We can move on to performing an Anderson--Darling test for normality on
the pooled data.

```{r}
norm_data %>%
  filter(test == "FC") %>%
  mutate(
    strength_norm_group = normalize_group_mean(strength.norm, condition)) %>%
  anderson_darling_normal(strength_norm_group)
```

```{r include=FALSE}
if ((norm_data %>%
  filter(test == "FC") %>%
  mutate(
    strength_norm_group = normalize_group_mean(strength.norm, condition)) %>%
  anderson_darling_normal(strength_norm_group))$osl <= 0.05) {
  stop("Unexpected value from AD test")
  }
```

The Anderson--Darling test indicates that the pooled data is drawn from
a normal distribution, so we can continue with calculating basis values
using the "pooled CV" method.

```{r}
norm_data %>%
  filter(test == "FC") %>%
  basis_pooled_cv(strength.norm, condition, batch)
```

The conditions listed in the output above are in alphabetical order. This
probably isn't what you want. Instead, you probably want the conditions
listed in a certain order. This can be done by ordering the data first as
demonstrated below. You're probably just do this one in at the start of
your analysis. In the example below, we'll store the result in the variable
`basis_res` before printing it.

```{r}
basis_res <- norm_data %>%
  mutate(condition = ordered(condition,
                             c("CTD", "RTD", "ETD", "ETW", "ETW2"))) %>%
  filter(test == "FC") %>%
  basis_pooled_cv(strength.norm, condition, batch)
basis_res
```

The summary statistics that we computed for each condition earlier can also
be generated using the `basis` object returned by `basis_pooled_cv` and related
functions.

```{r}
basis_res %>%
  condition_summary("RTD")
```



# Equivalency
Eventually, once you've finished calculating all your basis values,
you'll probably want to set specification requirements or evaluate
site/process equivalency. `cmstatr` has functionality to do both.

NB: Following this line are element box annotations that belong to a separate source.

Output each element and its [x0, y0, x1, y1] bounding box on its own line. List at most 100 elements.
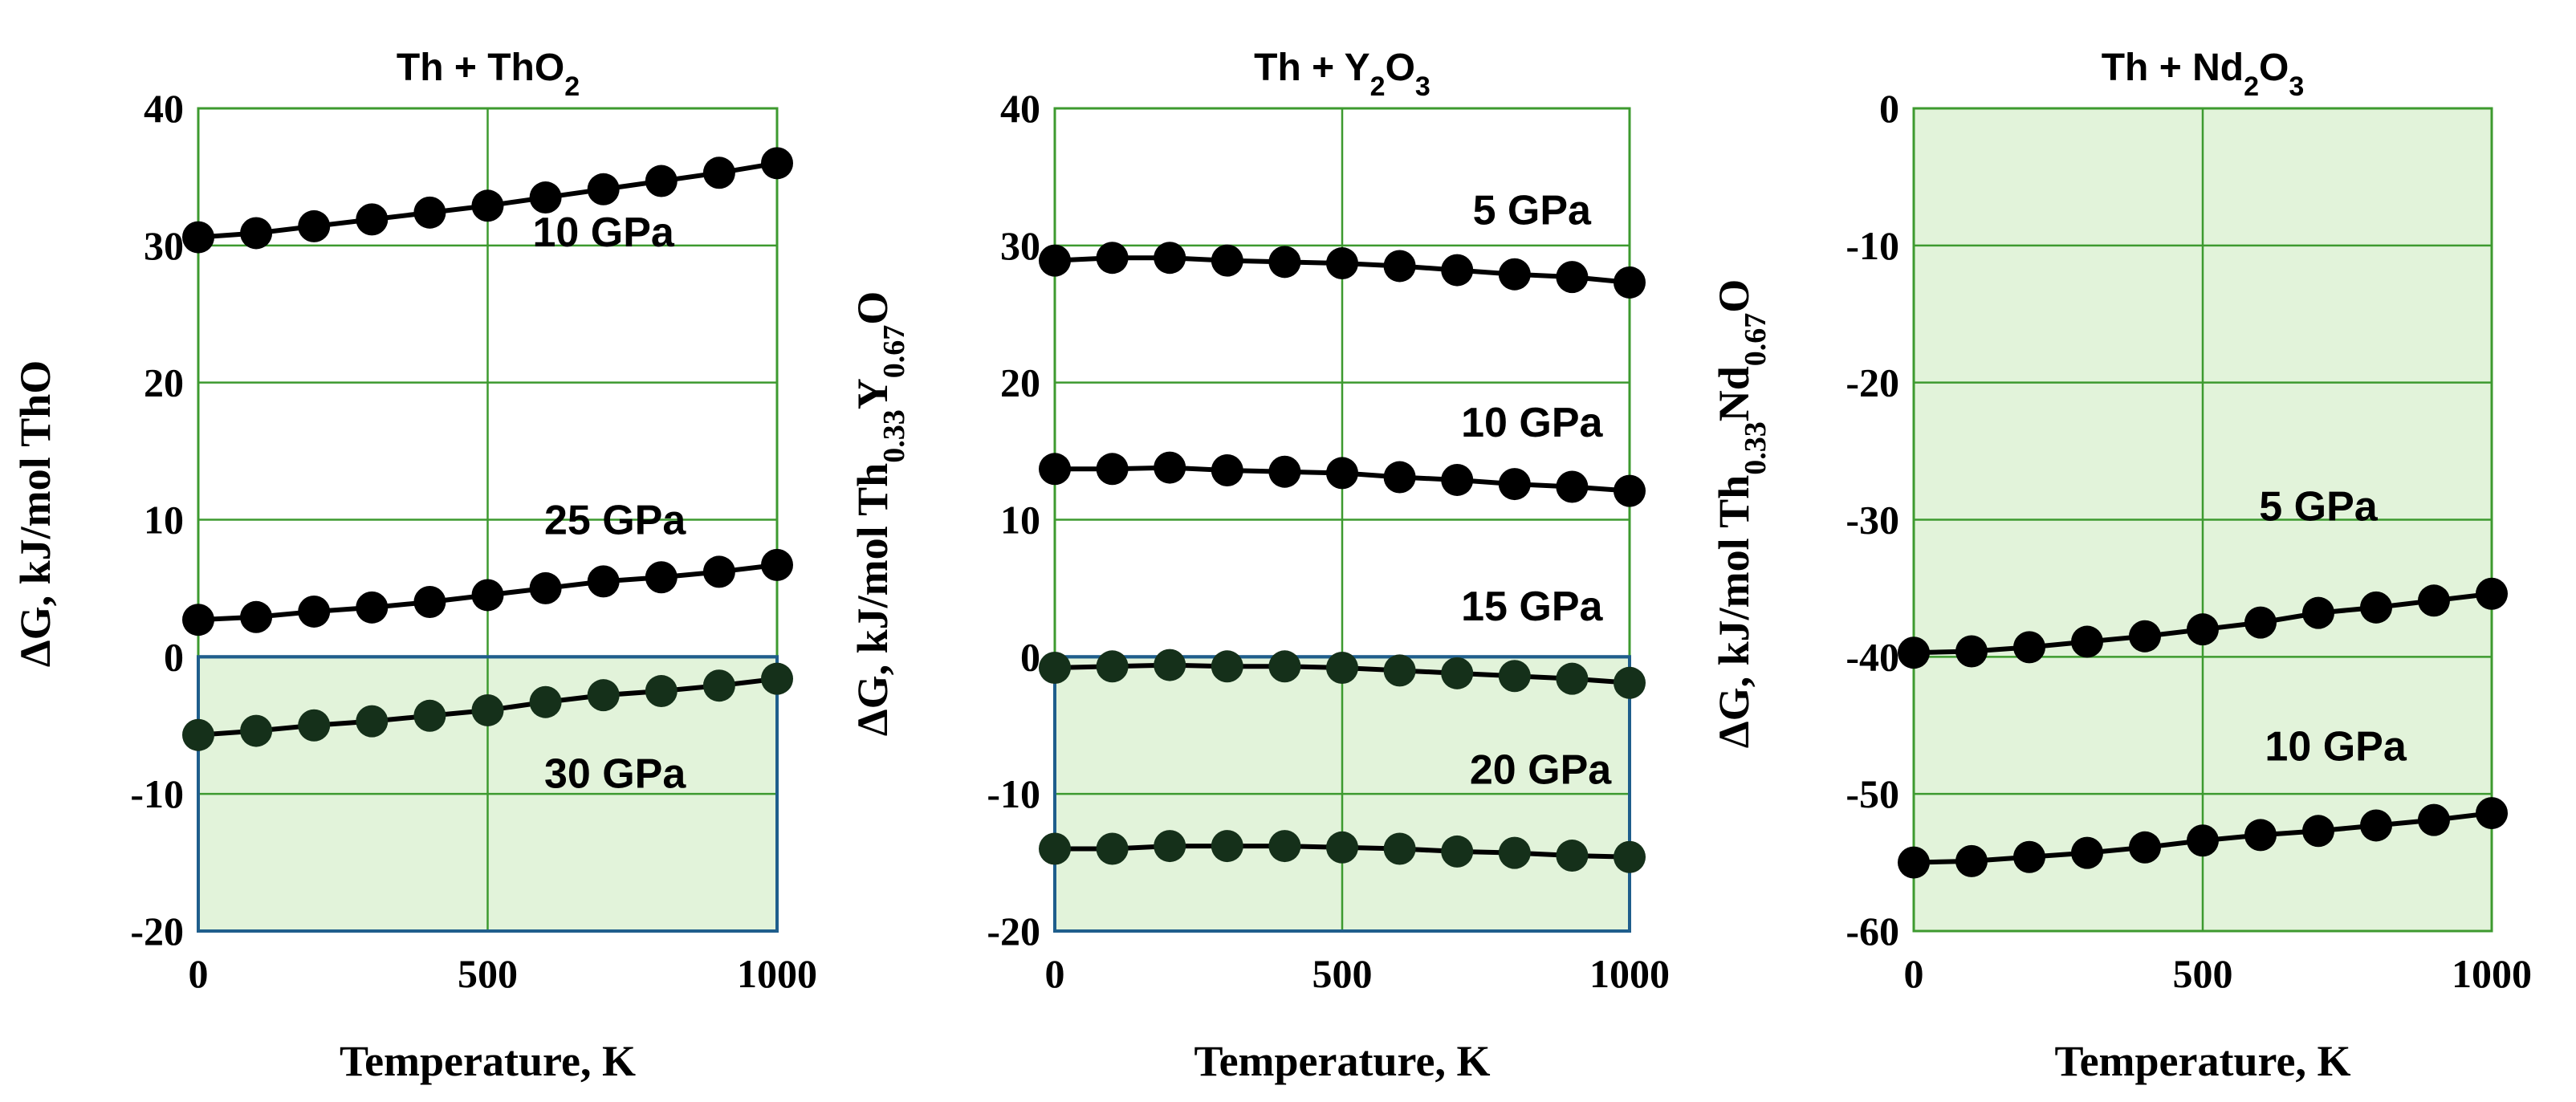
data-point — [1154, 451, 1186, 484]
data-point — [2129, 831, 2161, 864]
data-point — [2244, 606, 2277, 639]
data-point — [1556, 662, 1589, 695]
data-point — [2071, 625, 2103, 658]
y-tick-label: 10 — [1000, 498, 1040, 543]
data-point — [1383, 832, 1416, 865]
data-point — [1096, 242, 1129, 274]
data-point — [471, 189, 504, 222]
data-point — [1498, 258, 1531, 291]
y-tick-label: 30 — [1000, 223, 1040, 268]
y-tick-label: -20 — [130, 909, 184, 954]
x-axis-label: Temperature, K — [340, 1037, 636, 1085]
data-point — [1096, 453, 1129, 486]
data-point — [2302, 596, 2334, 629]
data-point — [1211, 454, 1243, 486]
series-30-gpa: 30 GPa — [182, 662, 793, 798]
y-tick-label: -20 — [987, 909, 1040, 954]
x-tick-label: 500 — [2173, 951, 2233, 996]
data-point — [2071, 836, 2103, 869]
chart-title: Th + Y2O3 — [1254, 47, 1430, 102]
plot-frame — [1912, 107, 2493, 933]
data-point — [761, 147, 793, 180]
data-point — [1498, 836, 1531, 869]
x-tick-label: 500 — [1312, 951, 1373, 996]
series-15-gpa: 15 GPa — [1039, 584, 1646, 699]
data-point — [1383, 250, 1416, 283]
data-point — [587, 565, 620, 598]
data-point — [587, 173, 620, 205]
data-point — [1326, 831, 1358, 864]
series-label: 5 GPa — [2259, 483, 2378, 530]
data-point — [471, 579, 504, 612]
y-tick-label: 20 — [1000, 360, 1040, 405]
data-point — [1556, 470, 1589, 503]
data-point — [1326, 457, 1358, 490]
x-tick-label: 500 — [458, 951, 518, 996]
data-point — [1441, 254, 1474, 287]
data-point — [1498, 660, 1531, 693]
data-point — [1326, 652, 1358, 684]
data-point — [1383, 461, 1416, 494]
y-tick-label: -10 — [130, 771, 184, 816]
data-point — [2013, 631, 2045, 664]
y-tick-label: 40 — [1000, 86, 1040, 131]
data-point — [2360, 591, 2392, 624]
data-point — [182, 221, 214, 254]
chart-title: Th + ThO2 — [397, 47, 580, 102]
data-point — [1211, 830, 1243, 863]
data-point — [2244, 819, 2277, 852]
data-point — [1898, 636, 1930, 669]
x-tick-label: 0 — [1045, 951, 1065, 996]
series-label: 10 GPa — [533, 209, 675, 256]
data-point — [529, 181, 562, 214]
data-point — [702, 157, 735, 189]
data-point — [529, 685, 562, 718]
chart-title: Th + Nd2O3 — [2102, 47, 2305, 102]
series-label: 10 GPa — [2265, 723, 2407, 770]
data-point — [2418, 584, 2450, 617]
x-tick-label: 1000 — [737, 951, 817, 996]
data-point — [761, 548, 793, 581]
series-label: 20 GPa — [1470, 746, 1612, 793]
data-point — [356, 203, 389, 236]
data-point — [1441, 657, 1474, 689]
y-tick-label: -50 — [1846, 771, 1899, 816]
series-label: 10 GPa — [1461, 400, 1603, 446]
data-point — [1383, 654, 1416, 687]
data-point — [1039, 832, 1071, 865]
x-tick-label: 0 — [189, 951, 209, 996]
y-tick-label: -10 — [987, 771, 1040, 816]
x-axis-label: Temperature, K — [1194, 1037, 1491, 1085]
y-tick-label: 30 — [144, 223, 184, 268]
series-label: 30 GPa — [544, 751, 686, 798]
panel-th-tho2: -20 -10 0 10 20 30 40 0 500 1000 Th + ThO2 Temperat… — [11, 47, 817, 1085]
series-label: 15 GPa — [1461, 584, 1603, 630]
data-point — [182, 604, 214, 636]
x-tick-label: 0 — [1904, 951, 1924, 996]
y-axis-label: ΔG, kJ/mol ThO — [11, 360, 59, 667]
data-point — [298, 595, 331, 628]
y-tick-label: 0 — [1020, 634, 1040, 679]
data-point — [1268, 650, 1301, 683]
data-point — [1498, 468, 1531, 501]
series-label: 5 GPa — [1473, 187, 1592, 234]
data-point — [413, 196, 446, 229]
data-point — [1441, 463, 1474, 496]
data-point — [1039, 453, 1071, 486]
data-point — [702, 555, 735, 588]
data-point — [1039, 244, 1071, 277]
data-point — [298, 709, 331, 742]
data-point — [413, 699, 446, 732]
data-point — [1556, 840, 1589, 872]
y-tick-label: -40 — [1846, 634, 1899, 679]
data-point — [2476, 577, 2508, 610]
data-point — [587, 679, 620, 712]
data-point — [356, 705, 389, 738]
data-point — [1614, 266, 1646, 299]
data-point — [1556, 261, 1589, 294]
data-point — [1614, 474, 1646, 507]
data-point — [240, 714, 273, 747]
data-point — [2360, 809, 2392, 842]
series-10-gpa: 10 GPa — [1898, 723, 2508, 879]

Let's say that you want to develop specification limits for fill compression
that you're going to put in your material specification. You can do this
as follows:

```{r}
carbon.fabric.2 %>%
  filter(test == "FC" & condition == "RTD") %>%
  equiv_mean_extremum(strength, n_sample = 5, alpha = 0.01)
```

If you're determining equivalency limits for modulus, a different
approach is generally used so that bilateral limits are set. `cmstatr`
can do this as well, using the function `equiv_change_mean`.